2021 was the 13th year of the Middleton Island Tree Swallow (TRES) project. The season started off with an inspection of the nest boxes by ISRC-members in April. Five new nest boxes were installed, replacing ones that had rotted away. Thanks to their efforts in 2021 17 boxes were available to the swallows:
Swallow boxes check, conducted by ISRC personnel on April 19, 2021:
Box 1: Good shape, slightly rotten but sturdy. Might need to replace in 2022/2023
Box 2: No more door present, wood very rotten. Needs to be replaced
Box 3: Good shape!
Box 4: Good shape!
Box 5: Old box fell off and was no reparable. Replaced by new box (green one) in exact same location/orientation.
Box 6: Old box replaced by new one (white one) in the exact same location.
Box 7: Good shape!
Box 8: Ok condition, should last through another season but would need to be replaced in 2022.
Box 9: Old box replaced by new one (white one). Exact same location as previous box.
Box 10: Broken (bottom and side panels missing). Needs to be replaced.
Box 11: Replaced with new box (white one). Box on the angled post facing down and angle adjusted using washer to avoid having the box too tilted forward. New box slightly lower than old one as per recommendation.

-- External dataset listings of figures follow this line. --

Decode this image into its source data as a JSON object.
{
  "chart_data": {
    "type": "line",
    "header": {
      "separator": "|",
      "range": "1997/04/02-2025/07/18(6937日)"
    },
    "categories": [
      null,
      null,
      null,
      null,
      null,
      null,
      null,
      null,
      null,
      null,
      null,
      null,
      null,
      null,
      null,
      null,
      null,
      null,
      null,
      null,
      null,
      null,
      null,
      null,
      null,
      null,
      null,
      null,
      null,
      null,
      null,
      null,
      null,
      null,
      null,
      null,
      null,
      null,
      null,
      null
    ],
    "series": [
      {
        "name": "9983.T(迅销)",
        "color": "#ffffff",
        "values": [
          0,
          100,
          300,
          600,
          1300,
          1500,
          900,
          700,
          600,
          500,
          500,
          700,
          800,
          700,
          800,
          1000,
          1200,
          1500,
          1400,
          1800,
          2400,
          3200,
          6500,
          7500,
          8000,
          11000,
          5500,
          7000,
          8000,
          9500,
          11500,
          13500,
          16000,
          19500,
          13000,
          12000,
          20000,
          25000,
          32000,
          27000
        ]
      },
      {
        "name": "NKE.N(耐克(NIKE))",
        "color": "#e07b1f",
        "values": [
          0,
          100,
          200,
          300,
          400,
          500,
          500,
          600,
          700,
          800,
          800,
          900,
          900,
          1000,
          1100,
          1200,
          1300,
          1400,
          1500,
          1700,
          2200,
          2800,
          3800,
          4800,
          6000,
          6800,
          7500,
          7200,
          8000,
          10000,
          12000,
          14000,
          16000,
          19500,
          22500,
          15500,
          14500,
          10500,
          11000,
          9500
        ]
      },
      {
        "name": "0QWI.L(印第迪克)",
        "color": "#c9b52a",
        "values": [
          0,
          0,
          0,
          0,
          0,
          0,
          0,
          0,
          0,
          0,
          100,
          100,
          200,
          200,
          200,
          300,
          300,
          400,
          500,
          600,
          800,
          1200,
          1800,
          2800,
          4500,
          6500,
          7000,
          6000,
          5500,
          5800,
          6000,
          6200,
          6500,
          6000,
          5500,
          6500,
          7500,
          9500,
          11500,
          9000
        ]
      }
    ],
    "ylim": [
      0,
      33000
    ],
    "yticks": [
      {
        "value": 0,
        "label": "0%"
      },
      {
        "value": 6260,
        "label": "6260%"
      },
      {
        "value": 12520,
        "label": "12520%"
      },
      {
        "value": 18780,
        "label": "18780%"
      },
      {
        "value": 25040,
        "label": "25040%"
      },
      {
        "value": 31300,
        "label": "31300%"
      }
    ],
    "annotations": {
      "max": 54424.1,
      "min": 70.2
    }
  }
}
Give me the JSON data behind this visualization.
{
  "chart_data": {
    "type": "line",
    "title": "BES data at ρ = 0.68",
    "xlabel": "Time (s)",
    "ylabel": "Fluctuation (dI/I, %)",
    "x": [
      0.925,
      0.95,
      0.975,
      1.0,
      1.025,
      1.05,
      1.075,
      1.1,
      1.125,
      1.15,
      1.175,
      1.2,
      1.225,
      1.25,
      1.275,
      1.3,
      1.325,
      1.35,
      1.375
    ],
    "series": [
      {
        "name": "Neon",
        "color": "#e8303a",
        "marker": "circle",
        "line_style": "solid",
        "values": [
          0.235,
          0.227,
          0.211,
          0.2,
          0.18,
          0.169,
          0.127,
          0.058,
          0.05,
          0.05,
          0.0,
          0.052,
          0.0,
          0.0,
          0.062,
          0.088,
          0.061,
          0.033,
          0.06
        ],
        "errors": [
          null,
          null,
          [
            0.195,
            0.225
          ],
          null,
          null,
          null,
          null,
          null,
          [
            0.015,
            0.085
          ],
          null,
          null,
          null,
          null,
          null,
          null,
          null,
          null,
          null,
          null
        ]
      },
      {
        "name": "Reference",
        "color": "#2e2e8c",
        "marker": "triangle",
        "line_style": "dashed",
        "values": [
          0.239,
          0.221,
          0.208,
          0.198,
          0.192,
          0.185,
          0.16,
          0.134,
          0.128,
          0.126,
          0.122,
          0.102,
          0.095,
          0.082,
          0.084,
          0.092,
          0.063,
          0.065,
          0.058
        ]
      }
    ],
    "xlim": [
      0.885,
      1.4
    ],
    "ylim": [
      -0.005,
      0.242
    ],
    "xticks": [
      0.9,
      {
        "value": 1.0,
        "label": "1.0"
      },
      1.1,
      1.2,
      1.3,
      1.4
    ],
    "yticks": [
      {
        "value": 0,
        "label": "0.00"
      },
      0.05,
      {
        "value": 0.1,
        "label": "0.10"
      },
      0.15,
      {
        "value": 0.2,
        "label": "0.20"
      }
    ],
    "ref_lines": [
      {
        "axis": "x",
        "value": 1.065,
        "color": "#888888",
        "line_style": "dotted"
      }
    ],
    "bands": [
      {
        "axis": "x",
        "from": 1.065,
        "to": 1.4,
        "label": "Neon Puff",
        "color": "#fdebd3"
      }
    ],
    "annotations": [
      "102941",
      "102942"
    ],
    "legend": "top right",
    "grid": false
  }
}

Box 12: Good condition, slightly rotten but sturdy. Consider changing in 2022/2023
Box 13: Good condition, back corner rotten but box feels sturdy. Nail for the door missing.
Box 14: Box completely broken and rotten. Replaced by new box (green one).
Box 15: Good condition, starting to rot a little bit.
Box 16: No box. Needs new one.
Box 17: Perfect condition!
Box 18: Perfect condition!
Box 19: Good condition. Post slightly angled
Box 20: Unknown
Unfortunately, due to a lack of time the 2021 ISRC-crew did not manage to monitor the TRES during the breeding season, nor conduct a post-breeding season nest box inspection. The following inspection round could only take place in April 2022, during the start of the following ISRC-season. Details on the 2021 TRES-breeding season were derived from what was found in the nest boxes during this inspection:
From this information it can be concluded that in 2021 five TRES-pairs nested in Middleton Island's nest box project.
Notes on the 2021 breeding season (and looking ahead)
As for potential predators, a Peregrine Falcon was recorded on several occasions in spring, in April until May 11th, but not during the period the TRES were nesting on the island (data: ebird.org). The relative large number of dead eggs and chicks found in the nests may be the result of a long period of bad weather taking place at some point in June/early July.
Several of the nest boxes currently present on the island have been out in Middleton's harsh climate for 12 or 13 years now and underwent only a serious renovation (= complete checkup + new layers of paint) in 2016. It's inevitable that they will continue to decay and more and more boxes will be lost. To take care of this problem a number of boxes installed from 2016 onwards are (partially) made from recycled plastic or PVC:
Boxes # 18, 19 and 20 are made from white PVC-planks and were installed by the end of the 2016 summer. These have thus far never been used by the swallows (except for an occasional piece of nest material).
In spring 2021, 3 boxes were installed to replace some of the most popular, but damaged ones (#'s 6, 9 and 11). These new boxes are made from wood and are similar in size to the remaining types constructed for the project, while adding a (recycled) plastic (dark colored) roof and an aluminum mounting bar. In their first year these did not get used, although a single piece of nest material was brought into box #9.
Two of the new boxes that were installed in spring 2021 (to replace #'s 5 and 14), were made entirely from recycled plastic panels. These boxes are green and have much smaller dimensions than a regular TRES nest box. They were already brought to the island in 2016, but were at that time deemed too small for the TRES to use (and too fragile to remain there in winter). These European nest boxes are designed for house sparrows, but have a slightly enlarged entrance. Surprisingly, in 2021 box 14 (the one on the photo above) was used by the TRES! It contained a nest with 3 dead chicks...
With the ongoing decay of the wooden nest boxes in the project, in 2022 the TRES will find a relatively larger number of synthetic nest sites available to them. We will hopefully soon find out whether the TRES are willing to adapt to these boxes, so the amount of maintenance can be reduced significantly.
I thank the 2021 & 2022 ISRC-crew members for their help!